Saturday, May 12, 2012

The Lost Art of the Drawn Movie Poster!

Here recently movie posters seem to be Photoshopped or a freeze frame is taken from the film and placed on a poster.  It just doesn't seem as artistic to me to have a freeze frame as a movie poster, it's lazy really.  I love the movie posters from the seventies and eighties, they just have more to give than a one sheet of a scene in the film.  A drawn poster has more to offer and is more original.  Lets look at a few examples and maybe you'll see what I'm talking about.  This first example is a poster for the 1977 film Star Wars: A New Hope.
Now there are several different posters to select from when it comes to this movie, three to be exact, but this one speaks to me more than the others.  The next one is from the latest Star Wars trilogy, Star Wars: Attack of the Clones.
 Now the first poster just seems to have more going on and has a more cinematic feel than the second poster, which has digital, as well as, photographed characters.  It's all a matter of opinion and I'm sure some will go for the Attack of the Clones poster, and anyone who does has every right to think that.  What I'm saying is just my opinion, take it or leave it.
Now my favorite character in all of cinema would just not look right to me in a poster if he wasn't drawn.  Indiana Jones has been drawn in every movie the character has shown up in.  Raiders, being the first in the series, was drawn by Drew Struzan.  He is one of my favorite artists, not because he does movie posters, but because he does his art so well.  The man has done everything from Star Wars to Blade Runner and even a few recent releases, one being Cowboys and Aliens.  A few examples of his work are below.
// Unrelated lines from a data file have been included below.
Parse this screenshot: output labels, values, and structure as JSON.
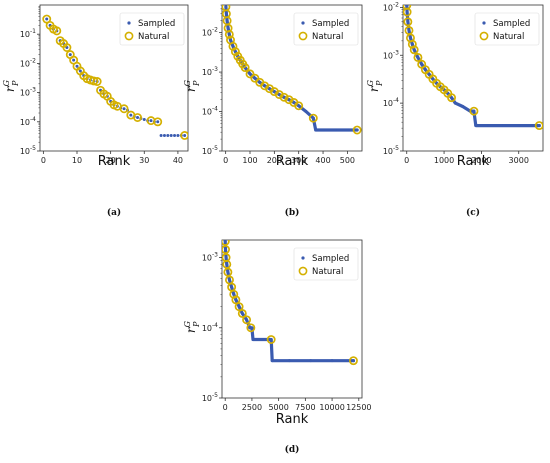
{
  "legend": {
    "sampled": "Sampled",
    "natural": "Natural"
  },
  "colors": {
    "sampled": "#3a5bb0",
    "natural": "#d4b000",
    "axis": "#333333"
  },
  "chart_data": [
    {
      "type": "scatter",
      "panel_label": "(a)",
      "xlabel": "Rank",
      "ylabel_main": "r",
      "ylabel_sup": "G",
      "ylabel_sub": "P",
      "x_scale": "linear",
      "y_scale": "log",
      "xlim": [
        -1,
        43
      ],
      "ylim_exp": [
        -5,
        0
      ],
      "x_ticks": [
        0,
        10,
        20,
        30,
        40
      ],
      "x_tick_labels": [
        "0",
        "10",
        "20",
        "30",
        "40"
      ],
      "y_ticks_exp": [
        -5,
        -4,
        -3,
        -2,
        -1
      ],
      "y_tick_labels": [
        [
          "10",
          "-5"
        ],
        [
          "10",
          "-4"
        ],
        [
          "10",
          "-3"
        ],
        [
          "10",
          "-2"
        ],
        [
          "10",
          "-1"
        ]
      ],
      "legend_position": "top-right",
      "grid": false,
      "series": [
        {
          "name": "Sampled",
          "marker": "dot",
          "x": [
            1,
            2,
            3,
            4,
            5,
            6,
            7,
            8,
            9,
            10,
            11,
            12,
            13,
            14,
            15,
            16,
            17,
            18,
            19,
            20,
            21,
            22,
            23,
            24,
            25,
            26,
            27,
            28,
            29,
            30,
            31,
            32,
            33,
            34,
            35,
            36,
            37,
            38,
            39,
            40,
            41,
            42
          ],
          "y": [
            0.33,
            0.2,
            0.15,
            0.13,
            0.06,
            0.048,
            0.035,
            0.02,
            0.013,
            0.008,
            0.0055,
            0.0038,
            0.003,
            0.0027,
            0.0025,
            0.0024,
            0.0012,
            0.0009,
            0.00075,
            0.0005,
            0.00038,
            0.00034,
            0.0003,
            0.00028,
            0.00025,
            0.00017,
            0.00015,
            0.00014,
            0.00013,
            0.00012,
            0.00011,
            0.00011,
            0.0001,
            0.0001,
            3.4e-05,
            3.4e-05,
            3.4e-05,
            3.4e-05,
            3.4e-05,
            3.4e-05,
            3.4e-05,
            3.4e-05
          ]
        },
        {
          "name": "Natural",
          "marker": "ring",
          "x": [
            1,
            2,
            3,
            4,
            5,
            6,
            7,
            8,
            9,
            10,
            11,
            12,
            13,
            14,
            15,
            16,
            17,
            18,
            19,
            20,
            21,
            22,
            24,
            26,
            28,
            32,
            34,
            42
          ],
          "y": [
            0.33,
            0.2,
            0.15,
            0.13,
            0.06,
            0.048,
            0.035,
            0.02,
            0.013,
            0.008,
            0.0055,
            0.0038,
            0.003,
            0.0027,
            0.0025,
            0.0024,
            0.0012,
            0.0009,
            0.00075,
            0.0005,
            0.00038,
            0.00034,
            0.00028,
            0.00017,
            0.00014,
            0.00011,
            0.0001,
            3.4e-05
          ]
        }
      ]
    },
    {
      "type": "scatter",
      "panel_label": "(b)",
      "xlabel": "Rank",
      "ylabel_main": "r",
      "ylabel_sup": "G",
      "ylabel_sub": "P",
      "x_scale": "linear",
      "y_scale": "log",
      "xlim": [
        -15,
        560
      ],
      "ylim_exp": [
        -5,
        -1.3
      ],
      "x_ticks": [
        0,
        100,
        200,
        300,
        400,
        500
      ],
      "x_tick_labels": [
        "0",
        "100",
        "200",
        "300",
        "400",
        "500"
      ],
      "y_ticks_exp": [
        -5,
        -4,
        -3,
        -2
      ],
      "y_tick_labels": [
        [
          "10",
          "-5"
        ],
        [
          "10",
          "-4"
        ],
        [
          "10",
          "-3"
        ],
        [
          "10",
          "-2"
        ]
      ],
      "legend_position": "top-right",
      "grid": false,
      "series": [
        {
          "name": "Sampled",
          "marker": "dot",
          "style": "dense",
          "x": [
            1,
            3,
            6,
            10,
            15,
            20,
            30,
            40,
            50,
            60,
            70,
            80,
            100,
            120,
            140,
            160,
            180,
            200,
            220,
            240,
            260,
            280,
            300,
            330,
            360,
            370,
            400,
            450,
            500,
            540
          ],
          "y": [
            0.045,
            0.03,
            0.02,
            0.013,
            0.009,
            0.0065,
            0.0045,
            0.0033,
            0.0025,
            0.002,
            0.0016,
            0.0013,
            0.0009,
            0.0007,
            0.00055,
            0.00045,
            0.00038,
            0.00032,
            0.00027,
            0.00023,
            0.0002,
            0.00017,
            0.00014,
            0.0001,
            6.8e-05,
            3.4e-05,
            3.4e-05,
            3.4e-05,
            3.4e-05,
            3.4e-05
          ]
        },
        {
          "name": "Natural",
          "marker": "ring",
          "x": [
            1,
            3,
            6,
            10,
            15,
            20,
            30,
            40,
            50,
            60,
            70,
            80,
            100,
            120,
            140,
            160,
            180,
            200,
            220,
            240,
            260,
            280,
            300,
            360,
            540
          ],
          "y": [
            0.045,
            0.03,
            0.02,
            0.013,
            0.009,
            0.0065,
            0.0045,
            0.0033,
            0.0025,
            0.002,
            0.0016,
            0.0013,
            0.0009,
            0.0007,
            0.00055,
            0.00045,
            0.00038,
            0.00032,
            0.00027,
            0.00023,
            0.0002,
            0.00017,
            0.00014,
            6.8e-05,
            3.4e-05
          ]
        }
      ]
    },
    {
      "type": "scatter",
      "panel_label": "(c)",
      "xlabel": "Rank",
      "ylabel_main": "r",
      "ylabel_sup": "G",
      "ylabel_sub": "P",
      "x_scale": "linear",
      "y_scale": "log",
      "xlim": [
        -100,
        3650
      ],
      "ylim_exp": [
        -5,
        -1.95
      ],
      "x_ticks": [
        0,
        1000,
        2000,
        3000
      ],
      "x_tick_labels": [
        "0",
        "1000",
        "2000",
        "3000"
      ],
      "y_ticks_exp": [
        -5,
        -4,
        -3,
        -2
      ],
      "y_tick_labels": [
        [
          "10",
          "-5"
        ],
        [
          "10",
          "-4"
        ],
        [
          "10",
          "-3"
        ],
        [
          "10",
          "-2"
        ]
      ],
      "legend_position": "top-right",
      "grid": false,
      "series": [
        {
          "name": "Sampled",
          "marker": "dot",
          "style": "dense",
          "x": [
            1,
            10,
            30,
            60,
            100,
            150,
            200,
            300,
            400,
            500,
            600,
            700,
            800,
            900,
            1000,
            1100,
            1200,
            1300,
            1500,
            1700,
            1800,
            1850,
            2200,
            2600,
            3000,
            3400,
            3550
          ],
          "y": [
            0.011,
            0.008,
            0.005,
            0.0033,
            0.0023,
            0.0017,
            0.0013,
            0.0009,
            0.00065,
            0.0005,
            0.0004,
            0.00032,
            0.00026,
            0.00022,
            0.00019,
            0.00016,
            0.00013,
            0.0001,
            8.5e-05,
            6.8e-05,
            6.8e-05,
            3.4e-05,
            3.4e-05,
            3.4e-05,
            3.4e-05,
            3.4e-05,
            3.4e-05
          ]
        },
        {
          "name": "Natural",
          "marker": "ring",
          "x": [
            1,
            10,
            30,
            60,
            100,
            150,
            200,
            300,
            400,
            500,
            600,
            700,
            800,
            900,
            1000,
            1100,
            1200,
            1800,
            3550
          ],
          "y": [
            0.011,
            0.008,
            0.005,
            0.0033,
            0.0023,
            0.0017,
            0.0013,
            0.0009,
            0.00065,
            0.0005,
            0.0004,
            0.00032,
            0.00026,
            0.00022,
            0.00019,
            0.00016,
            0.00013,
            6.8e-05,
            3.4e-05
          ]
        }
      ]
    },
    {
      "type": "scatter",
      "panel_label": "(d)",
      "xlabel": "Rank",
      "ylabel_main": "r",
      "ylabel_sup": "G",
      "ylabel_sub": "P",
      "x_scale": "linear",
      "y_scale": "log",
      "xlim": [
        -300,
        12800
      ],
      "ylim_exp": [
        -5,
        -2.75
      ],
      "x_ticks": [
        0,
        2500,
        5000,
        7500,
        10000,
        12500
      ],
      "x_tick_labels": [
        "0",
        "2500",
        "5000",
        "7500",
        "10000",
        "12500"
      ],
      "y_ticks_exp": [
        -5,
        -4,
        -3
      ],
      "y_tick_labels": [
        [
          "10",
          "-5"
        ],
        [
          "10",
          "-4"
        ],
        [
          "10",
          "-3"
        ]
      ],
      "legend_position": "top-right",
      "grid": false,
      "series": [
        {
          "name": "Sampled",
          "marker": "dot",
          "style": "dense",
          "x": [
            1,
            30,
            80,
            150,
            250,
            400,
            600,
            800,
            1000,
            1300,
            1600,
            2000,
            2300,
            2500,
            2600,
            3000,
            3600,
            4300,
            4400,
            6000,
            8000,
            10000,
            12000
          ],
          "y": [
            0.0017,
            0.0013,
            0.001,
            0.0008,
            0.00062,
            0.00048,
            0.00038,
            0.0003,
            0.00025,
            0.0002,
            0.00016,
            0.00013,
            0.0001,
            0.0001,
            6.8e-05,
            6.8e-05,
            6.8e-05,
            6.8e-05,
            3.4e-05,
            3.4e-05,
            3.4e-05,
            3.4e-05,
            3.4e-05
          ]
        },
        {
          "name": "Natural",
          "marker": "ring",
          "x": [
            1,
            30,
            80,
            150,
            250,
            400,
            600,
            800,
            1000,
            1300,
            1600,
            2000,
            2400,
            4300,
            12000
          ],
          "y": [
            0.0017,
            0.0013,
            0.001,
            0.0008,
            0.00062,
            0.00048,
            0.00038,
            0.0003,
            0.00025,
            0.0002,
            0.00016,
            0.00013,
            0.0001,
            6.8e-05,
            3.4e-05
          ]
        }
      ]
    }
  ]
}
The first Indiana Jones poster in 1981, and in my opinion the best poster to ever be published.
 All three Back to the Future Movies were created by the artist, though the poster design hadn't changed all that much, it gets the point across with costume changes, an addition of a character signifying what movie it is, and a change in the time machine to give us a view of whats to come.
Last up on our little tour through some of the best posters is a favorite of my dads, not the poster itself, but the movie.
If you don't know this movie than go to your local video store, if one still exists around you, or go to you nearest computer and rent Big Trouble in Little China; it's an eighties movie, and its a bit cheesy, but if you don't like Kurt Russell with a gun fighting monsters and demons then your not American.  My point is, a drawn poster just seems to have more life than one Photoshopped together.  What do you think?